Für deutsche Staatsbürger die ihren festen
Wohnsitz im Ausland haben, ist dies jederzeit möglich. Sie
haben grundsätzlich das Recht, sich in der Bundesrepublik niederzulassen.
Auch dann wenn Bedürftigkeit vorliegt und sie Sozialhilfe in
Anspruch nehmen müssen. Nichtdeutschen Staatsbürgern wird nach § 7
AuslG die Aufenthaltsgenehmigung nicht erteilt, wenn: "sie
ihren Lebensunterhalt einschließlich ausreichenden Krankenversicherungsschutzes
nicht aus eigener Erwerbstätigkeit und eigenem Vermögen bestreiten
können". :
Beispiel: Eine südamerikanische Frau kam eines
Tages zu mir. Sie war verzweifelt. Ihr in Südamerika geborener
deutscher Ehemann war Dialysepatient. Es ging ihm sehr schlecht
an der Dialyse in Südamerika. Sie hatte seit einem Jahr vergeblich
versucht, in Deutschland eine neue Existenz aufzubauen, um
dann ihren Mann nach Deutschland zu holen. Allmählich ging
ihr das Geld aus. In Deutschland wollte zwar jedes von ihr
aufgesuchte Dialysezentrum ihren Mann dialysieren, jedoch nur
unter der Bedingung, das er jedesmal bar bezahlen würde. Sie
war beim besten Willen nicht dazu in der Lage. Ich habe ihr
erklärt, das ihr Mann als deutscher Staatsangehöriger ohne
weiteres nach Deutschland einreisen könne und sobald er bei
der Behörde gemeldet wäre, Anspruch auf Sozialhilfe habe, bzw.

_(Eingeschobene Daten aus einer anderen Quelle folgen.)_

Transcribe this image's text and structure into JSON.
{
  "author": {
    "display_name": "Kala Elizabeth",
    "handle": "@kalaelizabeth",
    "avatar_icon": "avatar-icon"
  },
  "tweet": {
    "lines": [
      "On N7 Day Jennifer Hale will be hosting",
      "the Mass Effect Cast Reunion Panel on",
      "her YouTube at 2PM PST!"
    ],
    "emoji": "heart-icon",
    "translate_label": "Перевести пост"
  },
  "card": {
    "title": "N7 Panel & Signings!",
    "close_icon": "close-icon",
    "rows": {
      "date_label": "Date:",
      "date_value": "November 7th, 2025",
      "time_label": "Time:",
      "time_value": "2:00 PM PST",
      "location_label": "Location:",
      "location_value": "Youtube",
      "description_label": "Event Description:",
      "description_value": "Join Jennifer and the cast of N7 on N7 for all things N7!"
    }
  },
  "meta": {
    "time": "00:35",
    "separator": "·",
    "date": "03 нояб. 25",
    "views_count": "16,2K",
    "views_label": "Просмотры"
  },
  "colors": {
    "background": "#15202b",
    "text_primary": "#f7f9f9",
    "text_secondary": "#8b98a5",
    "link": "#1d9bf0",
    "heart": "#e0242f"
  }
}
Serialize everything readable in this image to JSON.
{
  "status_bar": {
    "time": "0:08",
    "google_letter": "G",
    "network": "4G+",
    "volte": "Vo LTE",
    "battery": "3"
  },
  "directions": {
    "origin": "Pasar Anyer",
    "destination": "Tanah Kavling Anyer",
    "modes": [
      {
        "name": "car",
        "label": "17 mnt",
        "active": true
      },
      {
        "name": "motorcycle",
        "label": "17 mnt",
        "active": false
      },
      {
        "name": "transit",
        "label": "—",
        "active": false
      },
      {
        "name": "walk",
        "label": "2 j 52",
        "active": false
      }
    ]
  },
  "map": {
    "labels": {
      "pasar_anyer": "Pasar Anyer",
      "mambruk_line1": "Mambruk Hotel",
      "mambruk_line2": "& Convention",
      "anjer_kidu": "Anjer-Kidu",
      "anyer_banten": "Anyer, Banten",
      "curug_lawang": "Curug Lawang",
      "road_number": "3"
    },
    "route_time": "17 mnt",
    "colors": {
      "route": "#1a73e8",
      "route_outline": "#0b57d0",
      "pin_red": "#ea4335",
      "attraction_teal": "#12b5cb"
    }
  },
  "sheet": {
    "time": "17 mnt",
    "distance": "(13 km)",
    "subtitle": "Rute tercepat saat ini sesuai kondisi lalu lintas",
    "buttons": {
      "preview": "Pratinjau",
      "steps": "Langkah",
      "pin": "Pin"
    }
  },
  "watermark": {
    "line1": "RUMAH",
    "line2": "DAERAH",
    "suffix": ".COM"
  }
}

das er krankenversichert war und die Kosten der Dialysebehandlung übernommen
würden. Eine Woche später war er da.
Beispiel: Die niederländisch-deutsche Grenze
ist offen, so das ein mittelloser Niederländer ohne Einkommen
ohne weiteres in die Bundesrepublik einreisen kann. Wenn er
sich aber hier niederlassen möchte, wird ihm keine Aufenthaltsgenehmigung
erteilt. Das Streben nach einem vereinten Europa umfaßt noch
lange nicht die gegenseitige Übernahme der Bedürftigen.